Rob leaned on his broom and stared
at Willie May. He liked looking at her. Her face was smooth and dark, like a beautiful piece of wood. And Rob liked to think that if he had been the one who carved Willie May, he would have made her just the way she was, with her long nose and high cheekbones and slanted eyes.
“What you staring at?” Willie May asked. Her eyes narrowed. “What you doing out of school?”
Rob shrugged. “I don’t know,” he said.
“What you mean, you don’t know?”
Rob shrugged again.
“Don’t be moving your shoulders up and down in front of me, acting like some skinny old bird trying to fly away. You want to end up cleaning motel rooms for a living?”
Rob shook his head.
“That’s right. Ain’t nobody wants this job. I’m the only fool Beauchamp can pay to do it. You got to stay in school,” she said, “else you’ll end up like me.” She shook her head and reached into the pocket of her dress and pulled out a single cigarette and two sticks of Eight Ball licorice gum. She put one piece of gum in her mouth, handed the other one to Rob, lit her cigarette, leaned back in the chair and closed her eyes. “Now,” she said. The scent of smoke and licorice slowly filled the laundry room. “Go on and tell me why you ain’t in school.”
“On account of my legs being all broke out,” said Rob.
Willie May opened her eyes and looked over the top of her glasses at Rob’s legs.
“Mmmm,” she said after a minute. “How long you had that?”
“About six months,” said Rob.
“I can tell you how to cure that,” said Willie May, pointing with her cigarette at his legs. “I can tell you right now. Don’t need to go to no doctor.”

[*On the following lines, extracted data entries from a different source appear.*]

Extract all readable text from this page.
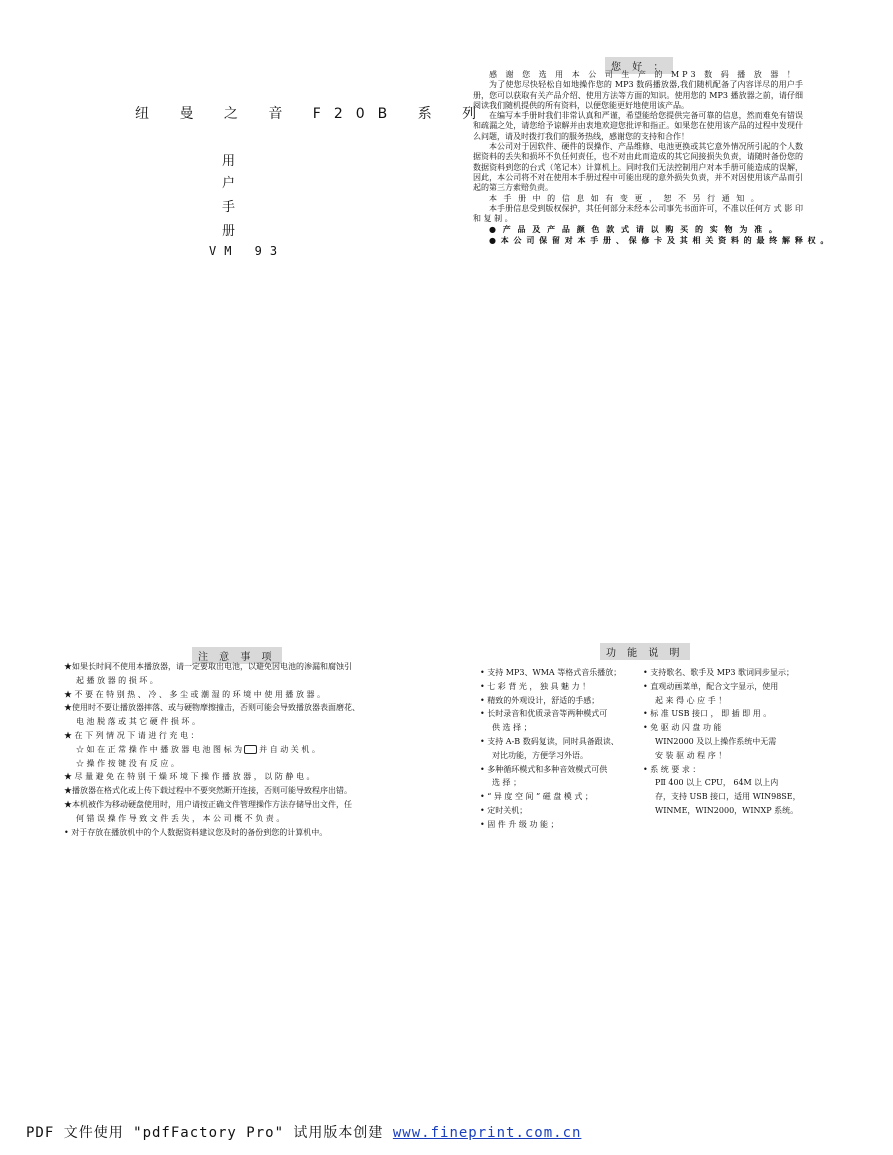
纽 曼 之 音 F20B 系 列
用
户
手
册
VM 93
您 好 ：

感 谢 您 选 用 本 公 司 生 产 的 MP3 数 码 播 放 器 ！

为了使您尽快轻松自如地操作您的 MP3 数码播放器,我们随机配备了内容详尽的用户手册，您可以获取有关产品介绍、使用方法等方面的知识。使用您的 MP3 播放器之前，请仔细阅读我们随机提供的所有资料，以便您能更好地使用该产品。

在编写本手册时我们非常认真和严谨，希望能给您提供完备可靠的信息，然而难免有错误和疏漏之处，请您给予谅解并由衷地欢迎您批评和指正。如果您在使用该产品的过程中发现什么问题，请及时拨打我们的服务热线，感谢您的支持和合作！

本公司对于因软件、硬件的误操作、产品维修、电池更换或其它意外情况所引起的个人数据资料的丢失和损坏不负任何责任，也不对由此而造成的其它间接损失负责，请随时备份您的数据资料到您的台式（笔记本）计算机上。同时我们无法控制用户对本手册可能造成的误解，因此，本公司将不对在使用本手册过程中可能出现的意外损失负责，并不对因使用该产品而引起的第三方索赔负责。

本 手 册 中 的 信 息 如 有 变 更 ， 恕 不 另 行 通 知 。

本手册信息受到版权保护，其任何部分未经本公司事先书面许可，不准以任何方 式 影 印 和 复 制 。

● 产 品 及 产 品 颜 色 款 式 请 以 购 买 的 实 物 为 准 。
● 本 公 司 保 留 对 本 手 册 、 保 修 卡 及 其 相 关 资 料 的 最 终 解 释 权 。
注 意 事 项
★如果长时间不使用本播放器，请一定要取出电池，以避免因电池的渗漏和腐蚀引
起 播 放 器 的 损 坏 。
★ 不 要 在 特 别 热 、 冷 、 多 尘 或 潮 湿 的 环 境 中 使 用 播 放 器 。
★使用时不要让播放器摔落、或与硬物摩擦撞击，否则可能会导致播放器表面磨花、
电 池 脱 落 或 其 它 硬 件 损 坏 。
★ 在 下 列 情 况 下 请 进 行 充 电 ：
☆ 如 在 正 常 操 作 中 播 放 器 电 池 图 标 为 并 自 动 关 机 。
☆ 操 作 按 键 没 有 反 应 。
★ 尽 量 避 免 在 特 别 干 燥 环 境 下 操 作 播 放 器 ， 以 防 静 电 。
★播放器在格式化或上传下载过程中不要突然断开连接，否则可能导致程序出错。
★本机被作为移动硬盘使用时，用户请按正确文件管理操作方法存储导出文件，任
何 错 误 操 作 导 致 文 件 丢 失 ， 本 公 司 概 不 负 责 。
• 对于存放在播放机中的个人数据资料建议您及时的备份到您的计算机中。
功 能 说 明
• 支持 MP3、WMA 等格式音乐播放；
• 七 彩 背 光 ， 独 具 魅 力 ！
• 精致的外观设计，舒适的手感；
• 长时录音和优质录音等两种模式可
供 选 择 ；
• 支持 A-B 数码复读，同时具备跟读、
对比功能，方便学习外语。
• 多种循环模式和多种音效模式可供
选 择 ；
• “ 异 度 空 间 ” 磁 盘 模 式 ；
• 定时关机；
• 固 件 升 级 功 能 ；
• 支持歌名、歌手及 MP3 歌词同步显示；
• 直观动画菜单，配合文字显示，使用
起 来 得 心 应 手 ！
• 标 准 USB 接口 ， 即 插 即 用 。
• 免 驱 动 闪 盘 功 能
WIN2000 及以上操作系统中无需
安 装 驱 动 程 序 ！
• 系 统 要 求 ：
PⅡ 400 以上 CPU， 64M 以上内
存，支持 USB 接口，适用 WIN98SE，
WINME，WIN2000，WINXP 系统。
PDF 文件使用 "pdfFactory Pro" 试用版本创建 www.fineprint.com.cn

“Huh?” said Rob. He stopped chewing his gum and held his breath. What if Willie May healed him and then he had to go back to school?
“Sadness,” said Willie May, closing her eyes and nodding her head. “You keeping all that sadness down low, in your legs. You not letting it get up to your heart, where it belongs. You got to let that sadness rise on up.”
“Oh,” said Rob. He let his breath out. He was relieved. Willie May was wrong. She couldn’t cure him.